Per tgl 15 Maret 2021 ini
sdh 1 tahun mrk absent hadir di sekolah, sdh 1 thn mrk tidak belajar dg
semestinya dlm aspek apapun sbgmn mestinya spt saat tatap muka. Dalam laporan UNICEF Ada 214 juta siswa dr
TK -
SMA yg terdampak. 168 juta siswa di lbh 200 negara dan wilayah yg
sekolahnya ditutup shg hrs belajar secra online, ada 46 juta siswa di 23 negara
yg sempat belajar sebagian waktu secara tatap muka di sekolah. (Kompas.com, 15
Maret 2021)
Dalam kondisi spt ini anak2 nyaris tanpa kontrol dan disiplin, minim interaksi sehat dg guru dan teman2nya.
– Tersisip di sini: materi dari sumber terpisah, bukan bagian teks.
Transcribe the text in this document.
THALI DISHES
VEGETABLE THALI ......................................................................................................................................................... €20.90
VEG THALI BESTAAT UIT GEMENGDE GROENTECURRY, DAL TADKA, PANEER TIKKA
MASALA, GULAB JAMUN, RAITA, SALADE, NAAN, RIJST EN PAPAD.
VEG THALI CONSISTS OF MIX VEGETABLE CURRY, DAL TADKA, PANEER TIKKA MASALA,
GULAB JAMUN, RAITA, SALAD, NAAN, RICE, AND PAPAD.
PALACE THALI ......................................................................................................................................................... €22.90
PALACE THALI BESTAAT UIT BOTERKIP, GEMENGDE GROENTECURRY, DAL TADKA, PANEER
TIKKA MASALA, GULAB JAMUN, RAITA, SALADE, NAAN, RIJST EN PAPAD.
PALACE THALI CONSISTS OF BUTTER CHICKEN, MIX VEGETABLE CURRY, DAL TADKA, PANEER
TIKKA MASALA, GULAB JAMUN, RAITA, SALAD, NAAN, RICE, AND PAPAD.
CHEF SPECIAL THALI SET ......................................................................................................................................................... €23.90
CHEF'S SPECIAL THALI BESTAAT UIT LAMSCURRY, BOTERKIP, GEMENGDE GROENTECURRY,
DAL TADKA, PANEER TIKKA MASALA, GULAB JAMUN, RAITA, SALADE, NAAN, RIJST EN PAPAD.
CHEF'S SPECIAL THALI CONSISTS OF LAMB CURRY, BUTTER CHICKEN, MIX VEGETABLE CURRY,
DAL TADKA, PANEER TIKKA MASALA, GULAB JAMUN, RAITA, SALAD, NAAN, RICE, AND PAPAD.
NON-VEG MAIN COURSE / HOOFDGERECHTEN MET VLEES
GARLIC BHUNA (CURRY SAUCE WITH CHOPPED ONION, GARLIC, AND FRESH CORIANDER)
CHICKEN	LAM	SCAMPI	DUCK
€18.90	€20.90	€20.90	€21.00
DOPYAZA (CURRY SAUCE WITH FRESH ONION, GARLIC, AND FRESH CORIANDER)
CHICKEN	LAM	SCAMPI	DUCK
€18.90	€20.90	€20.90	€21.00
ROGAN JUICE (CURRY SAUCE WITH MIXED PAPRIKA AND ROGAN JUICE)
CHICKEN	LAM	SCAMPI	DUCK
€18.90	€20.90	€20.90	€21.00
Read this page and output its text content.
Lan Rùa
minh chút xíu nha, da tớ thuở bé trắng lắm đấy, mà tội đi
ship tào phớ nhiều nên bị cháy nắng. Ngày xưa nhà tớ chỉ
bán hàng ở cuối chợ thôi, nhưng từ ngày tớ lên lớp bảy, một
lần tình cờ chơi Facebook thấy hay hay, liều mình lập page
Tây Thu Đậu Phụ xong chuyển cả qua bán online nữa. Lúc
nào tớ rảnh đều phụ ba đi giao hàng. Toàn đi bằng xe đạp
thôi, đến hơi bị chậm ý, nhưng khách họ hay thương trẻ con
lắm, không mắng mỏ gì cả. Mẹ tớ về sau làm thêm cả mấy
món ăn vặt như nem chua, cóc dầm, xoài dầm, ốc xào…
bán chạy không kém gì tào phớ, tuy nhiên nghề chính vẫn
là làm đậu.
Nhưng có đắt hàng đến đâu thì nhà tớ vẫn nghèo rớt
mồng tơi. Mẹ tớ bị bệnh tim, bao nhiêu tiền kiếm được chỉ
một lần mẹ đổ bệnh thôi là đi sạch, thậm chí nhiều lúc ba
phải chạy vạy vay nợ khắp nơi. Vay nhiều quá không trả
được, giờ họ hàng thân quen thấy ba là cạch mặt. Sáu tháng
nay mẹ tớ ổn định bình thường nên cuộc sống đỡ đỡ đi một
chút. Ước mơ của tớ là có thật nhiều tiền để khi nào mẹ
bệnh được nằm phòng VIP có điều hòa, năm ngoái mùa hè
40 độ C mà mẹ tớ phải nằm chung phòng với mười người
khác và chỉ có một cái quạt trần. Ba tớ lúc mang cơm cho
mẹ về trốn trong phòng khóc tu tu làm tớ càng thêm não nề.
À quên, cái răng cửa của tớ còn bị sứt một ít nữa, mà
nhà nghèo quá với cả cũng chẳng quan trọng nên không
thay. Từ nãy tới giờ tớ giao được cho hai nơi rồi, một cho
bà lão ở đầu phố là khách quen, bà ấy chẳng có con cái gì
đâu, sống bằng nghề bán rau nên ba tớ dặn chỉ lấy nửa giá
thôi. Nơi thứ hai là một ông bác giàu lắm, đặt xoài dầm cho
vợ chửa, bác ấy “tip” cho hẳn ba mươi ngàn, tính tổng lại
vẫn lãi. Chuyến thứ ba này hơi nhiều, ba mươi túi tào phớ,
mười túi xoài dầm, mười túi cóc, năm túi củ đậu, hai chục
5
Saat kelas online profile mrk nampak hadir di ruang Google Classroom, Google Meet, Zoom dan sejenisnya, tetapi tidak tahu apa yang mereka kerjakan di balik layar. Sangat bisa jadi mereka tiduran, bawahan hy pakai kolor, chattingan dg teman, buka Medsos, buka Youtube menyaksikan artis idola mrk bahkan bisa jadi buka situs2 dewasa!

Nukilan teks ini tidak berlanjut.